Design Litigation in Indonesia: Another Tale of David and Goliath

23 October 2013

Design Litigation in Indonesia: Another Tale of David and Goliath

PT Perusahaan Gas Negara (Persero) Tbk (PGN) (the Defendant), is an Indonesian company involved in the business of transmission and distribution of natural gas. In 2012, an action for infringement was filed by M Rimba Aritonang (the Plaintiff) in respect of Design No. ID0009708 entitled “Meter Box Adaptor” and was assigned Case No. 73/D.I/2012/ PN.Niaga.Jkt.Pst.

 

On August 12, 2005, M Rimba Aritonang filed a design application with the Directorate General of Intellectual Property (DGIP) under Application No.

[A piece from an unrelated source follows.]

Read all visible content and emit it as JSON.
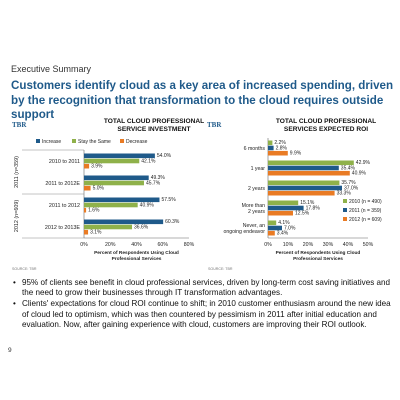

A00200503388 and Locarno Classification 23-01 claiming the shape, configuration and composition of lines as shown in the representations below.

 

 

 

 

 

 

 

 

 

 

 

 

 

 

 

 

 

 

 

 

 

This design protects natural gas pipe joints from catching fire from flames or through the sun. The industrial design was granted by DGIP on August 28, 2008, under Design No. ID0009708.

 

On November 14, 2012, the Plaintiff registered his suit with the clerk of the Commercial Court at the Central Jakarta District Court. The Plaintiff is a retired employee of the Defendant and claimed that the Defendant had used his design and manufactured products using the said design since 2006, without his permission, as the holder of the Certificate of the Right to an Industrial Design. Consequently, the Plaintiff asked the Defendant to pay compensation for damages in the amount of Rp132.39 billion (US$13.2 million).

 

The Defendant argued that the Plaintiff designed the pipeline protection connection when he was working with the Defendant, hence, for all intents and purposes, the design registration belonged to the Defendant. The records show that the Plaintiff worked with the Defendant from 1967 to 1997 and that the disputed design was conceived in 1990 when the Plaintiff was still under the employ of the Defendant. Additional defenses were raised on the basis that the design registration should not have been granted by the DGIP as it has absolutely no uniqueness or distinctiveness over prior disclosures, thus lacking novelty.

 

The Plaintiff’s lawyer confirmed that his client had worked with the Defendant. However, he argued that his client had designed a different and novel adaptor which qualified for design registration. He also explained that before his client got exclusive rights, DGIP had published the registration. During the specified period, the Defendant had never filed an opposition.

 

After due consideration of the arguments and evidence submitted by the parties, the Commercial Court of Central Jakarta rendered judgment on April 4, 2013, in favour of the Plaintiff and concluded that the Defendant indeed infringed the industrial design. The judges decided that the Defendant pay Rp180 million (US$18,000) as compensation.

 

This case illustrates the importance of protecting intellectual property rights at the onset. The issue of ownership could have been avoided had the Defendant registered the original design when it was conceived. Indonesia adopts the first to file system. Accordingly, it is open to third parties to copy a concept and file the application before the owner, thus depriving the actual owner of its proprietary rights.